The following tips would most likely work for sizes 0-24 months clothing to be used as a basis for a cheer uniform. The buttons at the neckline make it suitable for babies to get in and out of.

TIPS LIST:

  1. I use a shirt/dress/pants depending on what I'm making that fits the child perfectly. For this, I am using one of Everly's long shirts. I lay it directly on top of my fabric I'm cutting, and give myself a 1/2" seam allowance all the way around. I fold the fabric twice, along the grain, so one cut = front AND back pieces of dress. I am cutting the lining in the photos below as an example, you can do this all without a liner, just cut the "Longhorns" or whatever fabric you're using, instead. As shown in the next 2 images below:
 
2. The front of a shirt is different from the back. The neckline is lower. And for the purpose of this "pattern," it also has a shorter armhole, which will allow for it to folded over on and be buttoned. Take note of this and cut the front neckline lower, and the top of the arm hole, as shown below:
 
 

3. Next, you will sew the sides together, from the armpit to the hem, with "right" sides facing each other, using a 1/4" seam allowance.

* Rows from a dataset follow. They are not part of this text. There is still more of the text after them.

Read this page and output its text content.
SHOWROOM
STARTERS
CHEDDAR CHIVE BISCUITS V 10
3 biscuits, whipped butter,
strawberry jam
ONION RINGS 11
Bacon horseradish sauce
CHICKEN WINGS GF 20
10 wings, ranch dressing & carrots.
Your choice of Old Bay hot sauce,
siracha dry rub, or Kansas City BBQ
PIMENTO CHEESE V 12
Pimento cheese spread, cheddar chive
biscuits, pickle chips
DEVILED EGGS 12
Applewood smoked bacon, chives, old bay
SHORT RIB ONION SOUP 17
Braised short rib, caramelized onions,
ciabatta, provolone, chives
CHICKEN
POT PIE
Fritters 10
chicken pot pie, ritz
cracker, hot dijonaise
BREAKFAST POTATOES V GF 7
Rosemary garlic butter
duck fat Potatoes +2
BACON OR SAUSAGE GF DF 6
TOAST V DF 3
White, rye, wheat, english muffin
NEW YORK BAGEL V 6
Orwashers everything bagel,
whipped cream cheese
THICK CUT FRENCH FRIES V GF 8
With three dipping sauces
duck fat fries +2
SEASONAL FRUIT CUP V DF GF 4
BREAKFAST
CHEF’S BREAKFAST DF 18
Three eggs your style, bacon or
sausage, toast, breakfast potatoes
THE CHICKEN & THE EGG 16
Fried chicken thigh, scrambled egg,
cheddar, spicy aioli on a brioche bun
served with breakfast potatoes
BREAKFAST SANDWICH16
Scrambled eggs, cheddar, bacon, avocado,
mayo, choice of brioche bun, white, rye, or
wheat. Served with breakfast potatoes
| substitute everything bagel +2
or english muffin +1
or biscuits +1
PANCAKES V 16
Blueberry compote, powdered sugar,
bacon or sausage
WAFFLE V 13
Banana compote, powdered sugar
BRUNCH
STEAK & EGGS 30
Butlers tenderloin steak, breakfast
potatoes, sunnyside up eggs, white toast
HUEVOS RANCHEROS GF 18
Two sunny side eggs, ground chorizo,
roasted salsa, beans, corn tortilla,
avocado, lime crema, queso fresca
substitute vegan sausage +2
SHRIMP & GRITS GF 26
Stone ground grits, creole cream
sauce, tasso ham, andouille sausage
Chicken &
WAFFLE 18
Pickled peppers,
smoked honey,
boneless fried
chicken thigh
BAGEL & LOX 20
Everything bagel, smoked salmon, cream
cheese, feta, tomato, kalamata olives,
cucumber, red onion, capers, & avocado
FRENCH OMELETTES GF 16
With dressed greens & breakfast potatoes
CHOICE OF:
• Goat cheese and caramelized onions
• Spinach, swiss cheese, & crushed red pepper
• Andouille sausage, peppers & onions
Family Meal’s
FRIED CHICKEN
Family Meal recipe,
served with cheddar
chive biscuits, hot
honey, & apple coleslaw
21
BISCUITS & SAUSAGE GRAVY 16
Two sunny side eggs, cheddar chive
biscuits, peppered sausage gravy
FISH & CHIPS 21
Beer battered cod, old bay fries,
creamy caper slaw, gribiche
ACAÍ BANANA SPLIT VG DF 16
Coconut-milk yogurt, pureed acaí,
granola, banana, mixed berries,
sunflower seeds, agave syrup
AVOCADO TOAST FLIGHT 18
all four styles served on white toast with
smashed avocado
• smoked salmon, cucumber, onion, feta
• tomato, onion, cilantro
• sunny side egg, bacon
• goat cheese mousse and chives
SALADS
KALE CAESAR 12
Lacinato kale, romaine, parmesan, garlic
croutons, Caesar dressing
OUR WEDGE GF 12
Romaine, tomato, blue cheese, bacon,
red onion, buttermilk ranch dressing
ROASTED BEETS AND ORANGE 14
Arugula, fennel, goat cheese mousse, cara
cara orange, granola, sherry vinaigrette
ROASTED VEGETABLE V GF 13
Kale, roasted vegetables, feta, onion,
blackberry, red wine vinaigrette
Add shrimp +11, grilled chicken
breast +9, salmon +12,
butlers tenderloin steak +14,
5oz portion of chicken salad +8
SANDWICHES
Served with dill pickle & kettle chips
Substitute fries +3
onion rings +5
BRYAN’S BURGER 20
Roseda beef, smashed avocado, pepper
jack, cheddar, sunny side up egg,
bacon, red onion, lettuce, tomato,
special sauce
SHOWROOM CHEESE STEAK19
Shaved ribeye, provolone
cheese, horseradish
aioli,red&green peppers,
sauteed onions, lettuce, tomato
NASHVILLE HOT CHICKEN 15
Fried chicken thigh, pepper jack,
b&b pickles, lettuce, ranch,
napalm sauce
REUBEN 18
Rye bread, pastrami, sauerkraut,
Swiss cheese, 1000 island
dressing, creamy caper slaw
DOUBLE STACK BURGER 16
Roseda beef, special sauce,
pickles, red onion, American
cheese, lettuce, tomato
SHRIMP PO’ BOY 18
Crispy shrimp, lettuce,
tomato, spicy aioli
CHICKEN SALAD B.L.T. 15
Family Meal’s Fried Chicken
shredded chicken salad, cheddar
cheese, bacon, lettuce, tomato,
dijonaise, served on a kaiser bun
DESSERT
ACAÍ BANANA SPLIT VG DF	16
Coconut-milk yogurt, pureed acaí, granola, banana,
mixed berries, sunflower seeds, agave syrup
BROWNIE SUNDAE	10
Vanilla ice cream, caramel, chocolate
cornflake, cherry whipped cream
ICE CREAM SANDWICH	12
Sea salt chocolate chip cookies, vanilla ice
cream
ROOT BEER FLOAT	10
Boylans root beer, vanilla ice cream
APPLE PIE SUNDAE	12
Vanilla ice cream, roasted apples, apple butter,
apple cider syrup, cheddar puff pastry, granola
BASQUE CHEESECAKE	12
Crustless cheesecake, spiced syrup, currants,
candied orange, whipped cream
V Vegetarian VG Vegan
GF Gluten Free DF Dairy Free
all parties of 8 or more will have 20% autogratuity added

4. Next, you'll press and pin 1/4" all around the top, from the from neckline, down the armholes, to the back. Then sew.

5. Next, if you want to add a cheer styled skirt, it's easier than it looks. Just cut several rectangles and triangles, and alternate sewing them until you've reached the circumference of your dress, and sew the skirt shut, so it's a circle. Then pin it to the dress, and sew the entire circle around (with "right sides facing each other):

 

6. If you want to add to this, it's very simple. For example, I added the banner across the front to make it look more like a uniform, just do this in the first steps, before you sew them front to the back. You're essentially "making" your fabric before you sew it.

 

I know this was vague, but if anything I hope it shows the process, so if you decide to make one, you have loose reference as to how to do it.

If you use this, please share your results with me! I love those emails!!